Kisah Mahasiswa Non-Muslim di Kampus Muhammadiyah
Muhammadiyah menyelenggarakan pendidikan untuk semua.
REPUBLIKA.CO.ID, KUPANG -- Ada latar di balik pemilihan Kupang sebagai lokasi Sidang Tanwir dan Resepsi Milad ke-112 Muhammadiyah pada 4-6 Desember 2024. Seperti diungkapkan Ketua Umum Pimpinan Pusat (PP) Muhammadiyah Prof Haedar Nashir, kiprah Persyarikatan di sana dan umumnya Nusa Tenggara Timur (NTT) terbilang signifikan.
Di NTT, Muhammadiyah telah mendirikan pelbagai amal usaha, termasuk tiga unit kampus. Ketiganya adalah STKIP Kalabahi, Universitas Muhammadiyah (UM) Maumere, dan tentunya UM Kupang sebagai tuan rumah Sidang Tanwir dan Resepsi Milad ke-112 Muhammadiyah.
"Semua itu membuktikan bahwa kehadiran Muhammadiyah untuk semua. Muhammadiyah tidaklah untuk dirinya, tetapi untuk bangsa dan kemanusiaan semesta," ujar Haedar Nashir kepada hadirin pembukaan acara tersebut, Rabu (4/12/2024).
Masyarakat lokal, termasuk dari kalangan non-Muslim, merasakan dampak nyata amal usaha Muhammadiyah. Jefridus Fahik (19 tahun) menuturkan pengalamannya sebagai mahasiswa UM Kupang.
Pemuda dari Desa Raisamane, Kabupaten Malaka, NTT, itu mengaku bangga bisa mengenyam pendidikan tinggi di kampus Muhammadiyah. Menurut dia, UM Kupang menawarkan berbagai kemudahan untuk para mahasiswa, termasuk mereka yang mengalami kendala finansial.
"Di sini (UM Kupang), uang kuliah bisa dicicil. Satu semester bisa cicil Rp 1 juta hingga lunas," ujar mahasiswa yang beragama Katolik ini kepada Republika, Kamis (6/12/2024).
Di UM Kupang, Fahik mengambil jurusan Pendidikan Guru Sekolah Dasar (PGSD). Ia mengaku, desa tempatnya berasal mengalami kekurangan guru SD. Karena itu, dirinya merasa termotivasi untuk menempuh studi di kampus ini hingga lulus.
"Harapannya, saya bisa menjadi guru dan mengajar di kampung saya," kata pemuda ini.
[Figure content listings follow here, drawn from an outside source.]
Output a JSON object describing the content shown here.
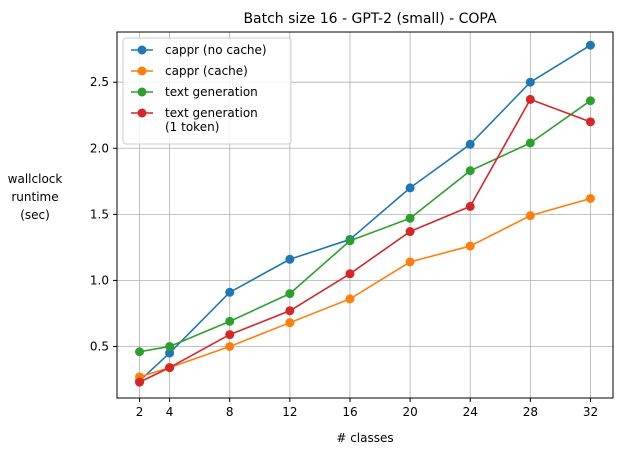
{
  "chart_data": {
    "type": "line",
    "title": "Batch size 16 - GPT-2 (small) - COPA",
    "xlabel": "# classes",
    "ylabel": [
      "wallclock",
      "runtime",
      "(sec)"
    ],
    "x": [
      2,
      4,
      8,
      12,
      16,
      20,
      24,
      28,
      32
    ],
    "xlim": [
      0.5,
      33.5
    ],
    "ylim": [
      0.11,
      2.88
    ],
    "xticks": [
      2,
      4,
      8,
      12,
      16,
      20,
      24,
      28,
      32
    ],
    "yticks": [
      0.5,
      1.0,
      1.5,
      2.0,
      2.5
    ],
    "ytick_labels": [
      "0.5",
      "1.0",
      "1.5",
      "2.0",
      "2.5"
    ],
    "grid": true,
    "legend_position": "upper-left",
    "series": [
      {
        "name": "cappr (no cache)",
        "color": "#1f77b4",
        "values": [
          0.24,
          0.45,
          0.91,
          1.16,
          1.31,
          1.7,
          2.03,
          2.5,
          2.78
        ]
      },
      {
        "name": "cappr (cache)",
        "color": "#ff7f0e",
        "values": [
          0.27,
          0.34,
          0.5,
          0.68,
          0.86,
          1.14,
          1.26,
          1.49,
          1.62
        ]
      },
      {
        "name": "text generation",
        "color": "#2ca02c",
        "values": [
          0.46,
          0.5,
          0.69,
          0.9,
          1.3,
          1.47,
          1.83,
          2.04,
          2.36
        ]
      },
      {
        "name": "text generation (1 token)",
        "legend_lines": [
          "text generation",
          "(1 token)"
        ],
        "color": "#d62728",
        "values": [
          0.23,
          0.34,
          0.59,
          0.77,
          1.05,
          1.37,
          1.56,
          2.37,
          2.2
        ]
      }
    ]
  }
}
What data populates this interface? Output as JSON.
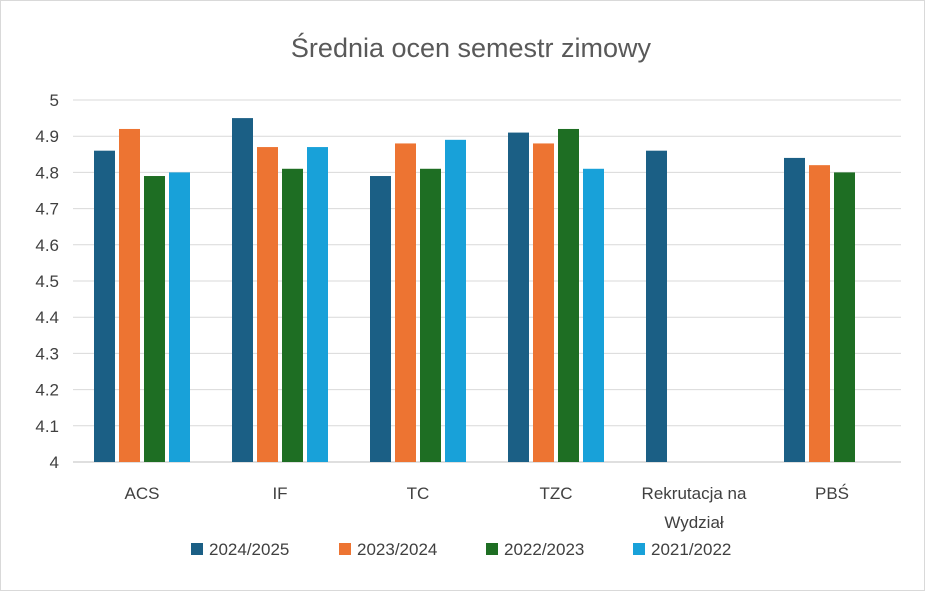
{
  "chart_data": {
    "type": "bar",
    "title": "Średnia ocen semestr zimowy",
    "xlabel": "",
    "ylabel": "",
    "ylim": [
      4,
      5
    ],
    "yticks": [
      "4",
      "4.1",
      "4.2",
      "4.3",
      "4.4",
      "4.5",
      "4.6",
      "4.7",
      "4.8",
      "4.9",
      "5"
    ],
    "grid": true,
    "legend_position": "bottom",
    "categories": [
      [
        "ACS"
      ],
      [
        "IF"
      ],
      [
        "TC"
      ],
      [
        "TZC"
      ],
      [
        "Rekrutacja na",
        "Wydział"
      ],
      [
        "PBŚ"
      ]
    ],
    "series": [
      {
        "name": "2024/2025",
        "color": "#1b5f85",
        "values": [
          4.86,
          4.95,
          4.79,
          4.91,
          4.86,
          4.84
        ]
      },
      {
        "name": "2023/2024",
        "color": "#ed7432",
        "values": [
          4.92,
          4.87,
          4.88,
          4.88,
          null,
          4.82
        ]
      },
      {
        "name": "2022/2023",
        "color": "#1e6e23",
        "values": [
          4.79,
          4.81,
          4.81,
          4.92,
          null,
          4.8
        ]
      },
      {
        "name": "2021/2022",
        "color": "#18a1d9",
        "values": [
          4.8,
          4.87,
          4.89,
          4.81,
          null,
          null
        ]
      }
    ]
  }
}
UM Kupang menerapkan toleransi yang sesungguhnya. Menurut Fahik, pihak kampus tidak pernah membeda-bedakan antara mahasiswa/mahasiswi yang Muslim dan non-Muslim.
Bagi mereka yang beragama non-Islam, UM Kupang menyediakan dosen dan matakuliah keagamaan, termasuk Pendidikan Agama Kristen dan Pendidikan Agama Katolik, pada semester awal. Karena itu, Fahik mengaku tidak pernah merasa didiskriminasi.
"Kampus ini sangat nyaman. Toleransi sangat bagus. Dosen-dosen semua baik. Semoga Muhammadiyah ke depannya semakin maju lagi dan UM Kupang terus berkembang menjadi kampus terbaik di NTT," tukas dia.